There is some logic to this. One of the things lions mane has been identified as potentially effective at is promoting regeneration of the myelin sheath on neurons.
Degradation of that sheath is one of the theorised causes of the brain fog affect people with long COVID experience.
I'd been studying for a career certification when I got covid for the first time. Overnight it was like I hit a wall and work stopped for months. I've since started back, but the infection was in June.
This thing's serious, still, and after all the vaccines.
The people the author chose to represent this issue all seem to come from high-powered high-earning careers. These same people tend to extoll the virtues of individual responsibility, of pulling yourself up by your bootstraps.

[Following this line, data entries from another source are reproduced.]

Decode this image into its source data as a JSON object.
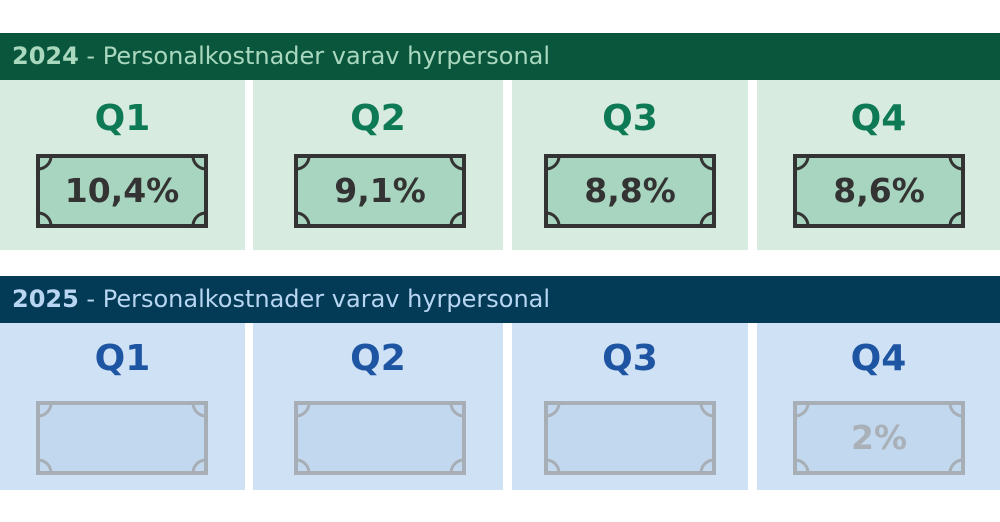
{
  "sections": [
    {
      "year": "2024",
      "title": " - Personalkostnader varav hyrpersonal",
      "colors": {
        "header": "#0a563d",
        "panel": "#d8ebe1",
        "quarter": "#0d7a55",
        "badge_fill": "#a8d5bf",
        "badge_stroke": "#333333"
      },
      "quarters": [
        {
          "label": "Q1",
          "value": "10,4%"
        },
        {
          "label": "Q2",
          "value": "9,1%"
        },
        {
          "label": "Q3",
          "value": "8,8%"
        },
        {
          "label": "Q4",
          "value": "8,6%"
        }
      ]
    },
    {
      "year": "2025",
      "title": " - Personalkostnader varav hyrpersonal",
      "colors": {
        "header": "#033a56",
        "panel": "#cfe1f4",
        "quarter": "#1d55a3",
        "badge_fill": "#c2d8ee",
        "badge_stroke": "#a8aeb5"
      },
      "quarters": [
        {
          "label": "Q1",
          "value": ""
        },
        {
          "label": "Q2",
          "value": ""
        },
        {
          "label": "Q3",
          "value": ""
        },
        {
          "label": "Q4",
          "value": "2%"
        }
      ]
    }
  ]
}
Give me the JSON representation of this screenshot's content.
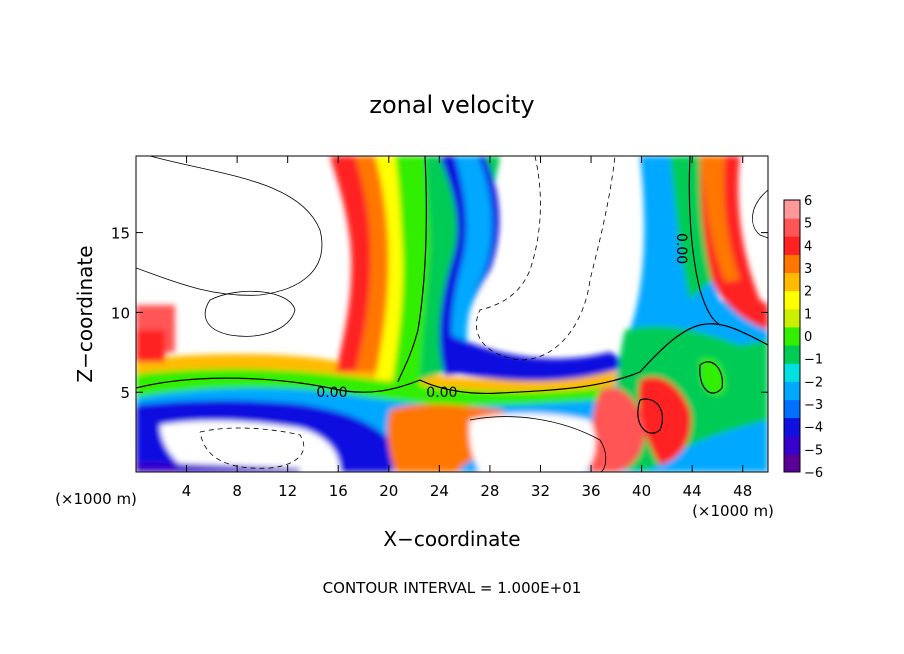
{
  "chart_data": {
    "type": "heatmap",
    "title": "zonal velocity",
    "xlabel": "X−coordinate",
    "ylabel": "Z−coordinate",
    "x_units": "(×1000 m)",
    "y_units": "(×1000 m)",
    "xlim": [
      0,
      50
    ],
    "ylim": [
      0,
      19.8
    ],
    "x_ticks": [
      4,
      8,
      12,
      16,
      20,
      24,
      28,
      32,
      36,
      40,
      44,
      48
    ],
    "y_ticks": [
      5,
      10,
      15
    ],
    "footer": "CONTOUR INTERVAL = 1.000E+01",
    "contour_labels": [
      {
        "text": "0.00",
        "x": 15.5,
        "z": 5.0
      },
      {
        "text": "0.00",
        "x": 24.2,
        "z": 5.0
      },
      {
        "text": "0.00",
        "x": 43.2,
        "z": 14.0
      }
    ],
    "colorbar": {
      "min": -6,
      "max": 6,
      "tick_labels": [
        "6",
        "5",
        "4",
        "3",
        "2",
        "1",
        "0",
        "−1",
        "−2",
        "−3",
        "−4",
        "−5",
        "−6"
      ],
      "colors": [
        "#5a0099",
        "#3800cc",
        "#1010e0",
        "#0070ff",
        "#00a8ff",
        "#00e0e0",
        "#00cc55",
        "#33ee00",
        "#ccee00",
        "#ffff00",
        "#ffbb00",
        "#ff7700",
        "#ff2222",
        "#ff5555",
        "#ff9999"
      ]
    }
  }
}
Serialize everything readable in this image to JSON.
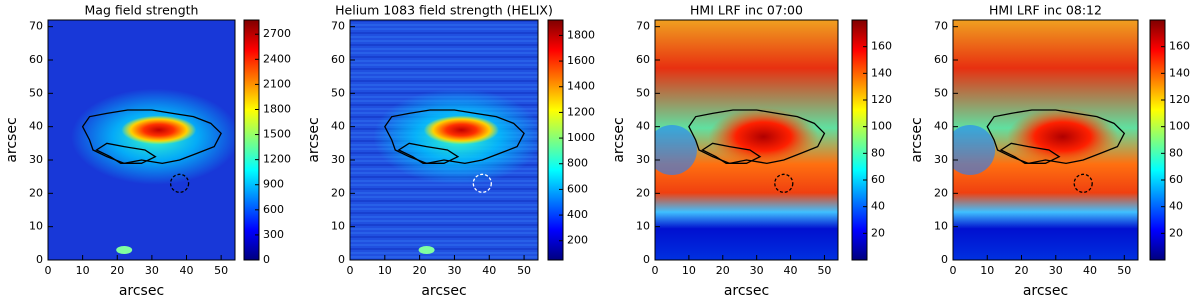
{
  "chart_data": [
    {
      "type": "heatmap",
      "title": "Mag field strength",
      "xlabel": "arcsec",
      "ylabel": "arcsec",
      "xlim": [
        0,
        54
      ],
      "ylim": [
        0,
        72
      ],
      "xticks": [
        0,
        10,
        20,
        30,
        40,
        50
      ],
      "yticks": [
        0,
        10,
        20,
        30,
        40,
        50,
        60,
        70
      ],
      "colorbar": {
        "lim": [
          0,
          2870
        ],
        "ticks": [
          0,
          300,
          600,
          900,
          1200,
          1500,
          1800,
          2100,
          2400,
          2700
        ]
      },
      "colormap": [
        "#00007f",
        "#0000ff",
        "#007fff",
        "#00ffff",
        "#7fff7f",
        "#ffff00",
        "#ff7f00",
        "#ff0000",
        "#7f0000"
      ]
    },
    {
      "type": "heatmap",
      "title": "Helium 1083 field strength (HELIX)",
      "xlabel": "arcsec",
      "ylabel": "arcsec",
      "xlim": [
        0,
        54
      ],
      "ylim": [
        0,
        72
      ],
      "xticks": [
        0,
        10,
        20,
        30,
        40,
        50
      ],
      "yticks": [
        0,
        10,
        20,
        30,
        40,
        50,
        60,
        70
      ],
      "colorbar": {
        "lim": [
          50,
          1920
        ],
        "ticks": [
          200,
          400,
          600,
          800,
          1000,
          1200,
          1400,
          1600,
          1800
        ]
      },
      "colormap": [
        "#00007f",
        "#0000ff",
        "#007fff",
        "#00ffff",
        "#7fff7f",
        "#ffff00",
        "#ff7f00",
        "#ff0000",
        "#7f0000"
      ]
    },
    {
      "type": "heatmap",
      "title": "HMI LRF inc 07:00",
      "xlabel": "arcsec",
      "ylabel": "arcsec",
      "xlim": [
        0,
        54
      ],
      "ylim": [
        0,
        72
      ],
      "xticks": [
        0,
        10,
        20,
        30,
        40,
        50
      ],
      "yticks": [
        0,
        10,
        20,
        30,
        40,
        50,
        60,
        70
      ],
      "colorbar": {
        "lim": [
          0,
          180
        ],
        "ticks": [
          20,
          40,
          60,
          80,
          100,
          120,
          140,
          160
        ]
      },
      "colormap": [
        "#00007f",
        "#0000ff",
        "#007fff",
        "#00ffff",
        "#7fff7f",
        "#ffff00",
        "#ff7f00",
        "#ff0000",
        "#7f0000"
      ]
    },
    {
      "type": "heatmap",
      "title": "HMI LRF inc 08:12",
      "xlabel": "arcsec",
      "ylabel": "arcsec",
      "xlim": [
        0,
        54
      ],
      "ylim": [
        0,
        72
      ],
      "xticks": [
        0,
        10,
        20,
        30,
        40,
        50
      ],
      "yticks": [
        0,
        10,
        20,
        30,
        40,
        50,
        60,
        70
      ],
      "colorbar": {
        "lim": [
          0,
          180
        ],
        "ticks": [
          20,
          40,
          60,
          80,
          100,
          120,
          140,
          160
        ]
      },
      "colormap": [
        "#00007f",
        "#0000ff",
        "#007fff",
        "#00ffff",
        "#7fff7f",
        "#ffff00",
        "#ff7f00",
        "#ff0000",
        "#7f0000"
      ]
    }
  ]
}
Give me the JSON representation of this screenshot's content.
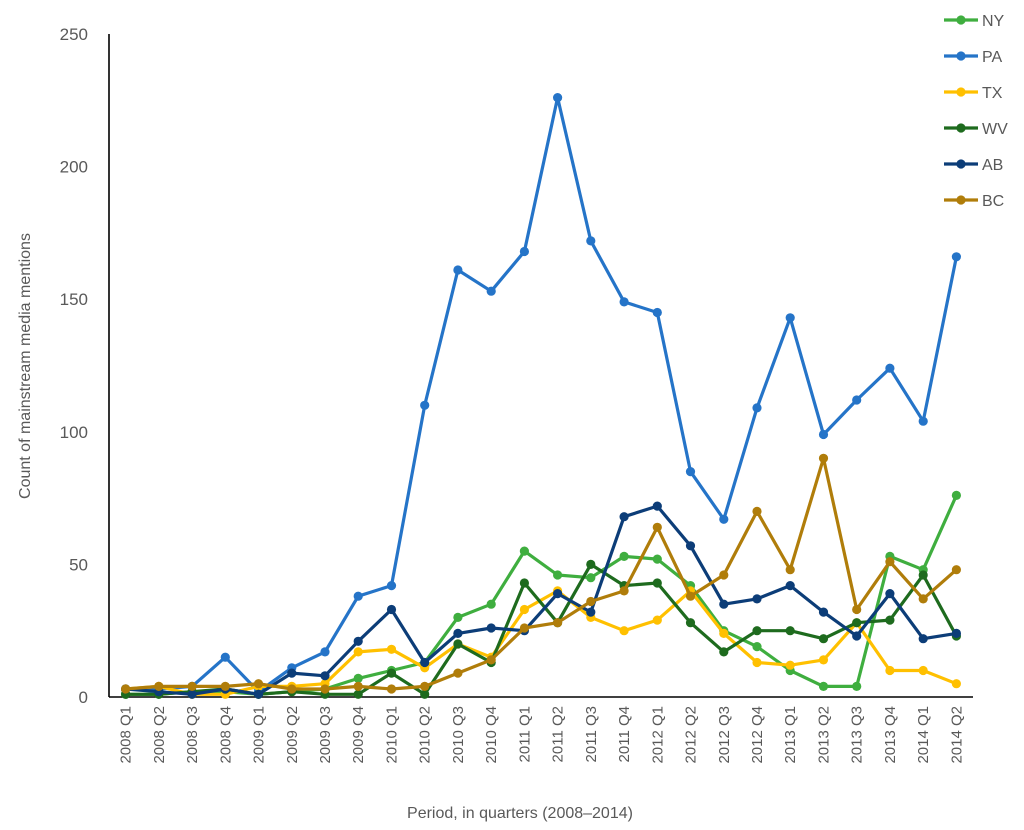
{
  "chart_data": {
    "type": "line",
    "title": "",
    "xlabel": "Period, in quarters (2008–2014)",
    "ylabel": "Count of mainstream media mentions",
    "ylim": [
      0,
      250
    ],
    "yticks": [
      0,
      50,
      100,
      150,
      200,
      250
    ],
    "grid": false,
    "legend_position": "top-right",
    "categories": [
      "2008 Q1",
      "2008 Q2",
      "2008 Q3",
      "2008 Q4",
      "2009 Q1",
      "2009 Q2",
      "2009 Q3",
      "2009 Q4",
      "2010 Q1",
      "2010 Q2",
      "2010 Q3",
      "2010 Q4",
      "2011 Q1",
      "2011 Q2",
      "2011 Q3",
      "2011 Q4",
      "2012 Q1",
      "2012 Q2",
      "2012 Q3",
      "2012 Q4",
      "2013 Q1",
      "2013 Q2",
      "2013 Q3",
      "2013 Q4",
      "2014 Q1",
      "2014 Q2"
    ],
    "series": [
      {
        "name": "NY",
        "color": "#3FAE3F",
        "values": [
          1,
          1,
          2,
          2,
          1,
          2,
          3,
          7,
          10,
          13,
          30,
          35,
          55,
          46,
          45,
          53,
          52,
          42,
          25,
          19,
          10,
          4,
          4,
          53,
          48,
          76
        ]
      },
      {
        "name": "PA",
        "color": "#2574C8",
        "values": [
          3,
          3,
          4,
          15,
          2,
          11,
          17,
          38,
          42,
          110,
          161,
          153,
          168,
          226,
          172,
          149,
          145,
          85,
          67,
          109,
          143,
          99,
          112,
          124,
          104,
          166
        ]
      },
      {
        "name": "TX",
        "color": "#FFC000",
        "values": [
          3,
          4,
          1,
          1,
          4,
          4,
          5,
          17,
          18,
          11,
          20,
          15,
          33,
          40,
          30,
          25,
          29,
          40,
          24,
          13,
          12,
          14,
          28,
          10,
          10,
          5
        ]
      },
      {
        "name": "WV",
        "color": "#1E6B1E",
        "values": [
          1,
          1,
          2,
          3,
          1,
          2,
          1,
          1,
          9,
          1,
          20,
          13,
          43,
          28,
          50,
          42,
          43,
          28,
          17,
          25,
          25,
          22,
          28,
          29,
          46,
          23
        ]
      },
      {
        "name": "AB",
        "color": "#0C3D78",
        "values": [
          3,
          2,
          1,
          3,
          1,
          9,
          8,
          21,
          33,
          13,
          24,
          26,
          25,
          39,
          32,
          68,
          72,
          57,
          35,
          37,
          42,
          32,
          23,
          39,
          22,
          24
        ]
      },
      {
        "name": "BC",
        "color": "#B07D0A",
        "values": [
          3,
          4,
          4,
          4,
          5,
          3,
          3,
          4,
          3,
          4,
          9,
          14,
          26,
          28,
          36,
          40,
          64,
          38,
          46,
          70,
          48,
          90,
          33,
          51,
          37,
          48
        ]
      }
    ]
  }
}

At the same time they say that their success is completely self-made and earned, that anyone who failed what they succeeded at just wasn't trying hard enough. Depression to them is just an excuse, or faked, or slightly worse sadness.
Yet here they are, commanding everyone else to immediately focus on this issue, because it affects them for a change.
The current mental illness problem, due to which countless potentially smart and loving people get ground away by their own minds? Who cares? Poverty, lack of financial security, and the resulting lower cognitive performance due to chronic anxiety? What a bunch of wusses!
All that stuff isn't really important. All that's important is that these people get their brain fog addressed, right now!
These people don't seem to realize that the clear mind and fast wit they've been benefiting from their entire life has been a luxury that very few other people can enjoy. To use the analogy mentioned in the article: just because you once drove a sportscar doesn't mean you are entitled to get a new one before people who had one in the first place.